Читать книгу Extreme Nature - Mark Carwardine - Страница 31
Most sensitive slasher
ОглавлениеNAME | sawfish Pristis species |
LOCATION | shallow, warm coastal waters |
ABILITY | using its saw for slashing and sifting |
© Marty Snyderman/imagequest3d.com
A sawfish has external teeth, set around a sensitive, flat snout – the saw, or rostrum (here shown from the underside). Swung from side to side, the saw can be used as a powerful weapon to slash shoaling fish such as mullet and herring, which it then eats off the sea-bottom. Generally speaking, though, the sawfish is a slow and peaceable animal, spending its time in shallow, muddy water, raking the mud with its saw for crustaceans and other prey. The saw-teeth get worn by all this grubbing, but they grow continuously from their bases and so don’t wear out.

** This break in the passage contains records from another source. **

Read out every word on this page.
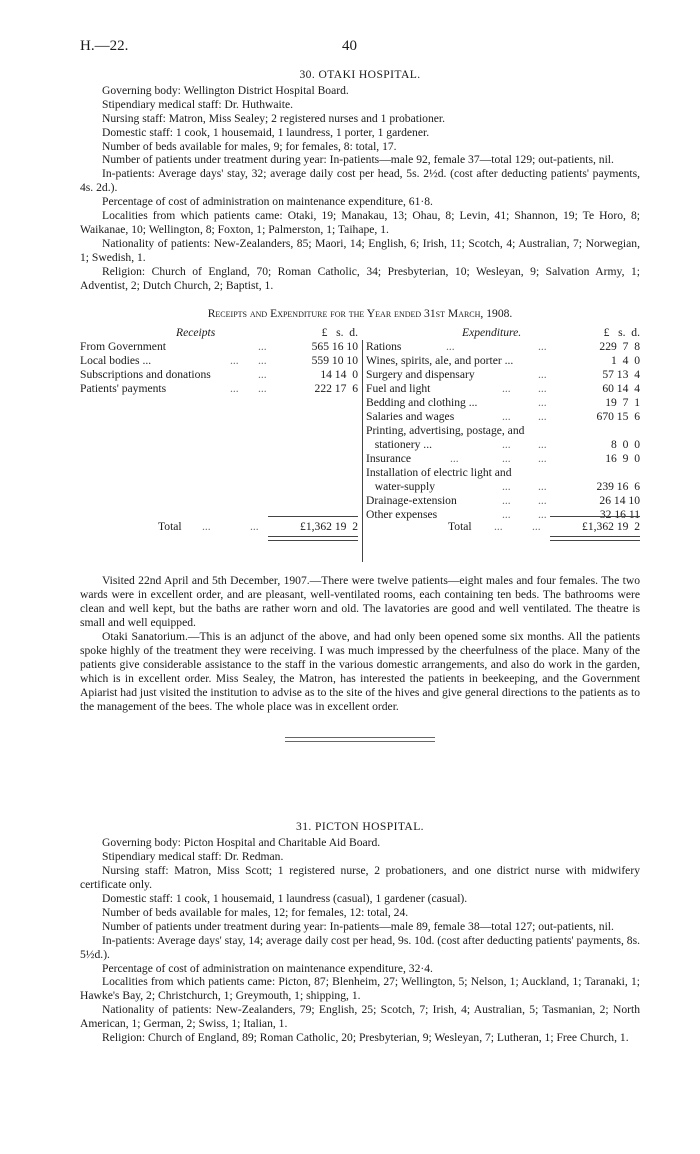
H.—22.	40
30. OTAKI HOSPITAL.

Governing body: Wellington District Hospital Board.

Stipendiary medical staff: Dr. Huthwaite.

Nursing staff: Matron, Miss Sealey; 2 registered nurses and 1 probationer.

Domestic staff: 1 cook, 1 housemaid, 1 laundress, 1 porter, 1 gardener.

Number of beds available for males, 9; for females, 8: total, 17.

Number of patients under treatment during year: In-patients—male 92, female 37—total 129; out-patients, nil.

In-patients: Average days' stay, 32; average daily cost per head, 5s. 2½d. (cost after deducting patients' payments, 4s. 2d.).

Percentage of cost of administration on maintenance expenditure, 61·8.

Localities from which patients came: Otaki, 19; Manakau, 13; Ohau, 8; Levin, 41; Shannon, 19; Te Horo, 8; Waikanae, 10; Wellington, 8; Foxton, 1; Palmerston, 1; Taihape, 1.

Nationality of patients: New-Zealanders, 85; Maori, 14; English, 6; Irish, 11; Scotch, 4; Australian, 7; Norwegian, 1; Swedish, 1.

Religion: Church of England, 70; Roman Catholic, 34; Presbyterian, 10; Wesleyan, 9; Salvation Army, 1; Adventist, 2; Dutch Church, 2; Baptist, 1.

Receipts and Expenditure for the Year ended 31st March, 1908.
Receipts	£   s.  d.
From Government	...	565 16 10
Local bodies ...	... ...	559 10 10
Subscriptions and donations	...	14 14  0
Patients' payments	... ...	222 17  6
Total ...	...	£1,362 19  2
Expenditure.	£   s.  d.
Rations	...	...	229  7  8
Wines, spirits, ale, and porter ...	1  4  0
Surgery and dispensary	...	57 13  4
Fuel and light	... ...	60 14  4
Bedding and clothing ...	...	19  7  1
Salaries and wages	... ...	670 15  6
Printing, advertising, postage, and
stationery ...	... ...	8  0  0
Insurance	...	... ...	16  9  0
Installation of electric light and
water-supply	... ...	239 16  6
Drainage-extension	... ...	26 14 10
Other expenses	... ...	32 16 11
Total ...	...	£1,362 19  2

Visited 22nd April and 5th December, 1907.—There were twelve patients—eight males and four females. The two wards were in excellent order, and are pleasant, well-ventilated rooms, each containing ten beds. The bathrooms were clean and well kept, but the baths are rather worn and old. The lavatories are good and well ventilated. The theatre is small and well equipped.

Otaki Sanatorium.—This is an adjunct of the above, and had only been opened some six months. All the patients spoke highly of the treatment they were receiving. I was much impressed by the cheerfulness of the place. Many of the patients give considerable assistance to the staff in the various domestic arrangements, and also do work in the garden, which is in excellent order. Miss Sealey, the Matron, has interested the patients in beekeeping, and the Government Apiarist had just visited the institution to advise as to the site of the hives and give general directions to the patients as to the management of the bees. The whole place was in excellent order.

31. PICTON HOSPITAL.

Governing body: Picton Hospital and Charitable Aid Board.

Stipendiary medical staff: Dr. Redman.

Nursing staff: Matron, Miss Scott; 1 registered nurse, 2 probationers, and one district nurse with midwifery certificate only.

Domestic staff: 1 cook, 1 housemaid, 1 laundress (casual), 1 gardener (casual).

Number of beds available for males, 12; for females, 12: total, 24.

Number of patients under treatment during year: In-patients—male 89, female 38—total 127; out-patients, nil.

In-patients: Average days' stay, 14; average daily cost per head, 9s. 10d. (cost after deducting patients' payments, 8s. 5½d.).

Percentage of cost of administration on maintenance expenditure, 32·4.

Localities from which patients came: Picton, 87; Blenheim, 27; Wellington, 5; Nelson, 1; Auckland, 1; Taranaki, 1; Hawke's Bay, 2; Christchurch, 1; Greymouth, 1; shipping, 1.

Nationality of patients: New-Zealanders, 79; English, 25; Scotch, 7; Irish, 4; Australian, 5; Tasmanian, 2; North American, 1; German, 2; Swiss, 1; Italian, 1.

Religion: Church of England, 89; Roman Catholic, 20; Presbyterian, 9; Wesleyan, 7; Lutheran, 1; Free Church, 1.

Like its close relatives, the rays, it’s perfectly camouflaged against the bottom of the sea, and like its more distant relatives, the sharks, it swims in an undulating way. And like both groups, its hard bits are cartilage, not bone, and its teeth are adapted scales. It has another similarity. Using special cells, the ‘ampullae of Lorenzini’, on its saw and head, it can detect electrical fields generated by prey.
One problem for females is that they give birth to live saw-babies. But a youngster’s saw is covered with a sheath to make birth relatively painless. A much greater problem for all sawfish (possibly seven species) is the fact that their coastal waters are being polluted and developed and that they have been overfished to the point where all are endangered, some critically. A sawfish’s saw is also its downfall. Not only has it been sought after as a trophy, but it also fatally entangles the fish in nets.